For an operation to be idempotent it has to always produce the same resource state. But in the previous example a change in part of the behavior of the resource altered the state that the delete operation would put the resource in. If Service A had sent the delete operation multiple times before the authorization change or only after the authorization change then the operations would have been idempotent. But Service A got caught in the middle of a system state change that rendered its method no longer idempotent.

This problem could be solved in a similar way to the previous delete problem. HTTP ETags, which were invented for caching purposes and so really don't care about authorization, don't capture authorization state so another kind of tag would have to be introduced. Somehow though adding an entire new kind of tag as well as a new round trip to retrieve its value just so the delete method (and pretty much only the delete method) could be idempotent in an asynchronous messaging situation seems a bit overdone. Besides, isn't that new tag more than a little bit like the messaging ID reliable messaging systems use?

The summary then is that:

Knowing when a method is truly idempotent is non-trivial and therefore very easy to get wrong.
Generally speaking the amount of work needed to make an arbitrary method idempotent is significantly more then what it would take to just use reliable messaging.

4 thoughts on “Does SOA Need A Reliable Messaging Protocol?”

Bernd Eckenfels says:

October 13, 2005 at 11:26 pm

From my point of view Java needs a SOA API. There are currently only two APIs which allow the kind of QOS you need in business applications: JAXM and JMS. The first is somewhat dead and only very general specified, and both are not WebService oriented, since you cant really easyly transport a RPC call.

So the question is, if we will see RM Providers who will work as JMS (including transaction propagation?) or as JAX-RPC providers.

Gruss
Bernd

Administrator says:

October 14, 2005 at 7:50 am

I’m not too worried about the language bindings actually. I think the key is to come up with a protocol that calls for an architecture that is brain dead easy to implement. In that case there will be tons of implementations in multiple languages and people can choose whatever solution they prefer. So long as the protocol enables interoperability the cacophony of languages won’t be a big deal.
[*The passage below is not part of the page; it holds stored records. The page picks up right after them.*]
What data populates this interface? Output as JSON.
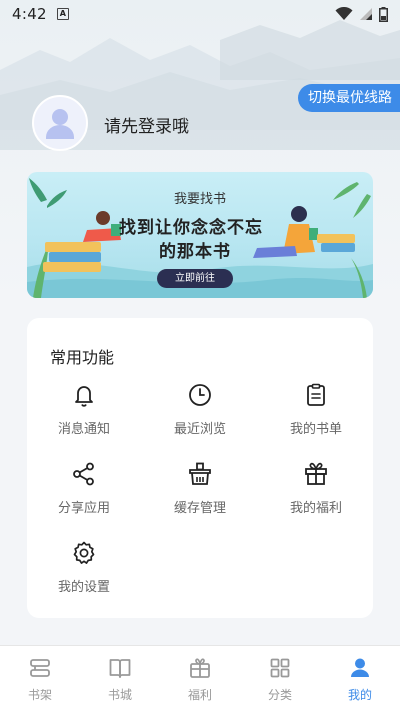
{
  "status_bar": {
    "time": "4:42",
    "notification_letter": "A"
  },
  "route_button": {
    "label": "切换最优线路"
  },
  "profile": {
    "login_prompt": "请先登录哦"
  },
  "banner": {
    "subtitle": "我要找书",
    "title_line1": "找到让你念念不忘",
    "title_line2": "的那本书",
    "button_label": "立即前往"
  },
  "functions": {
    "title": "常用功能",
    "items": [
      {
        "label": "消息通知",
        "icon": "bell-icon"
      },
      {
        "label": "最近浏览",
        "icon": "clock-icon"
      },
      {
        "label": "我的书单",
        "icon": "clipboard-icon"
      },
      {
        "label": "分享应用",
        "icon": "share-icon"
      },
      {
        "label": "缓存管理",
        "icon": "basket-icon"
      },
      {
        "label": "我的福利",
        "icon": "gift-icon"
      },
      {
        "label": "我的设置",
        "icon": "gear-icon"
      }
    ]
  },
  "bottom_nav": {
    "items": [
      {
        "label": "书架",
        "icon": "bookshelf-icon",
        "active": false
      },
      {
        "label": "书城",
        "icon": "open-book-icon",
        "active": false
      },
      {
        "label": "福利",
        "icon": "gift-box-icon",
        "active": false
      },
      {
        "label": "分类",
        "icon": "grid-icon",
        "active": false
      },
      {
        "label": "我的",
        "icon": "person-icon",
        "active": true
      }
    ],
    "active_color": "#3d8be8",
    "inactive_color": "#999999"
  },
  "colors": {
    "accent": "#3d8be8",
    "banner_button": "#2b2f52"
  }
}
I think that is certainly a lesson we can take away from HTTP and to a less extent XML.

Bernd Eckenfels says:

October 14, 2005 at 11:26 am

Yes, but I as a service consumer/provider dont care about the protocol. If i have an ESB (JMS) or App Server (Remote Session Bean) I do have perfectly safe XA transactions without inventing any new protocol. And I dont want to use another API. If there is an API which can be expected to work I can start to implement SOA today and dont have to wait on the third WS-R spec…

Gruss
Bernd

Administrator says:

October 14, 2005 at 11:57 am

Yeah but using an XA interface would actually be bad because reliable messaging will never be able to get even close to the kind of guarantees that XA provides. Nor, btw, do I think we should try to get to that level of guarantee across a network.

I’m hoping at some point to get to put together some code for my reliable messaging solution as an open source project. I’ll start out probably with an Apache Plug-Ins (since my protocol will be HTTP based) and then see about exposing it across JMS and maybe JBI.